During her 18 years of captivity, police had multiple chances to uncover the kidnapping or link Phillip to the disappearance. Most importantly, the kidnapping crime had committed near South Lake Tahoe, just a few miles from where Phillip had kidnapped his first victim, Katherine Callaway in 1976. Several leads were also discovered early in the search, but none led to any conclusion.

 

Examination of the Garridos’ backyard after the discovery revealed that all that was protecting the tent maze and Jaycee from the world was an 8-foot fence. Not once did the parole officers discover anything unusual about the Garrido property, even as Phillip was brought up on several minor drug charges and other petty crimes.

 

Nothing, of course, besides the brilliant psychological and criminal manipulation of Phillip Garrido.

 

In 2009, Phillip’s appetites toward the supernatural finally got the best of him. He was always into ideas of the occult and other possiblity science, but he seems to have gone off the rails with this final plan. He brought Jaycee and their children to a police department at UC Berkeley to discuss his “God’s Desire” program. The officers there naturally found the pale and submissive girls suspicious and ran previous check about Phillip, quickly knowing that Phillip was a registered sex criminal on parole for kidnapping charges.

 

The police investigated Jaycee and the children, separating them from Phillip. Jaycee, even when asked, still protected the truth about her identity and Phillip’s sexual desires. She made up a whole alibi and maintained her story right up until when Phillip cracked and admitted his kidnapping and rape of Jaycee. Even then, Jaycee, who had not so much as said her own name in over a decade, had to write out her name on a piece of paper.

 

“I told them that I couldn’t say it. I was not trying to be hard. I told her I haven’t said or write it in eighteen years. I told her I would write it down. And that’s what I did. Writting shakily on that small paper, the letters of my name:”

 

JAYCEE LEE DUGARD

 

The Garrido property was raided and endless evidences of the crimes was found. Nancy and Phillip were quickly arrested and Jaycee was brought back to the real world for the first time in eighteen years.
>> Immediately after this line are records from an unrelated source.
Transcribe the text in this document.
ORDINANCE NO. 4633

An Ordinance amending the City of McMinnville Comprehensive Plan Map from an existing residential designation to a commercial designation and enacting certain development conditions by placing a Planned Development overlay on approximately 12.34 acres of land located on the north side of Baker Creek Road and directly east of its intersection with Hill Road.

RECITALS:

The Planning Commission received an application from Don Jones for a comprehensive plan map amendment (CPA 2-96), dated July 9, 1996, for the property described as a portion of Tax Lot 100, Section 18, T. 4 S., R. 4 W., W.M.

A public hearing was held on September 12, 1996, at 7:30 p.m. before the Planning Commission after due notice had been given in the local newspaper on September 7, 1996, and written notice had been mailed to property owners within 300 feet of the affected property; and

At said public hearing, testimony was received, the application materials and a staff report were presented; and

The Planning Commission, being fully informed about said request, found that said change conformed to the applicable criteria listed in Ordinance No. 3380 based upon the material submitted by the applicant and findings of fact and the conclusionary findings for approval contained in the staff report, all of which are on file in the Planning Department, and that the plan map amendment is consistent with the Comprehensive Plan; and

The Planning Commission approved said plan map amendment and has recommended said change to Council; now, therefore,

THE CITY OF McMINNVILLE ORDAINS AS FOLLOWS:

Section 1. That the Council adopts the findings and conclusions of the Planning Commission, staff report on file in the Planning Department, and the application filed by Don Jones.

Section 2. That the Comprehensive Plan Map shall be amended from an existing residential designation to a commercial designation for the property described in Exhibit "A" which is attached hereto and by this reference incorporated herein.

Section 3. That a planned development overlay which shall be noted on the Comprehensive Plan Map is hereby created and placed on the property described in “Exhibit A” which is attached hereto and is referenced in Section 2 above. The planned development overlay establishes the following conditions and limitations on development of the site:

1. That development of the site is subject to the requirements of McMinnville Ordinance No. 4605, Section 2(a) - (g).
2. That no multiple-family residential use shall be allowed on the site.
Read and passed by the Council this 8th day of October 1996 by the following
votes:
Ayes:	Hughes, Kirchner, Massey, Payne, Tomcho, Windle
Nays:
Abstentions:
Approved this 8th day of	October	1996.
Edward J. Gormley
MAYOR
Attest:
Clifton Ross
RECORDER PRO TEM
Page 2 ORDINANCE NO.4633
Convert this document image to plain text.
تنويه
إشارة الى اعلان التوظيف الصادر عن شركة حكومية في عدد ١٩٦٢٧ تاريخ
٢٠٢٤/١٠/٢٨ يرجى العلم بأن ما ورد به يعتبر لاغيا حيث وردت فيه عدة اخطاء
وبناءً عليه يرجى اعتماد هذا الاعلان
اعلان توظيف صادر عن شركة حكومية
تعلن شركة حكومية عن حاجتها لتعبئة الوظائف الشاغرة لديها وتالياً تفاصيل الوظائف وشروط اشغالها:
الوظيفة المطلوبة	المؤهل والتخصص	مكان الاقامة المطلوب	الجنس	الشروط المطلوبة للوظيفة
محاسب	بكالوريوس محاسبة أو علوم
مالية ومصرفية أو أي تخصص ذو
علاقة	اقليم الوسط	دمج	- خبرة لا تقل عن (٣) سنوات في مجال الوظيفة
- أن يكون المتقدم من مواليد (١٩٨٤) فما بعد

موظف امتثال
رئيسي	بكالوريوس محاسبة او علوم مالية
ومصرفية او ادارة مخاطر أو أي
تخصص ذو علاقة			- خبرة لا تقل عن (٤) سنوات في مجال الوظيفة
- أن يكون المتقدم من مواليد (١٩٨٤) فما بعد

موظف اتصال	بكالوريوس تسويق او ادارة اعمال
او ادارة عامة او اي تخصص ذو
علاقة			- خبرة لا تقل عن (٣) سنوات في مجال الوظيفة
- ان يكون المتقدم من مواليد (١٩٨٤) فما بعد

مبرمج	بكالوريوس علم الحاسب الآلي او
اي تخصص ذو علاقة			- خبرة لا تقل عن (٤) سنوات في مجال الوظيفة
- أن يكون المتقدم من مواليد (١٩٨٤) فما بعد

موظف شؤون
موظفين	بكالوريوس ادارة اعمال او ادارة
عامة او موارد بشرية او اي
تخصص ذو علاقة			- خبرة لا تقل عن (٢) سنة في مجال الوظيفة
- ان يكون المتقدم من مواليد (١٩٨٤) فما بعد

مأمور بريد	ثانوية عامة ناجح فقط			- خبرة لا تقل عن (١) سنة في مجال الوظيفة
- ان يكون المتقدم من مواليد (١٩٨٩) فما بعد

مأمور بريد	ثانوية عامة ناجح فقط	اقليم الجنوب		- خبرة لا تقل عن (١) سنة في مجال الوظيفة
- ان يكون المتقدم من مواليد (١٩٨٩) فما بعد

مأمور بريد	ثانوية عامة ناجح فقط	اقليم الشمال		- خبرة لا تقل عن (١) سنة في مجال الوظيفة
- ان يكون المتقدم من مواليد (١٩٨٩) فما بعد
So, She reunited with her family and friends and continued to be a wonderful mother to her kids, who were already fast approaching high school age.

The life of these real characters changed. Here is what happened next:

 

Nancy Garrido

 

She was tried, found guilty, and sentenced to 36 years to life in prison, without the possibility of parole.

 

Phillip Garrido 

 

He was tried, found guilty, and sentenced to 431 years to life in prison, without the possibility of parole.

 

In 2011, Jaycee published a book of her experiences in captivity and returning to normalcy, titled "A Stolen Life". If you want to like to know more about her personal experiences in captivity and this case, I highly recommend you get a copy. It is a very good read.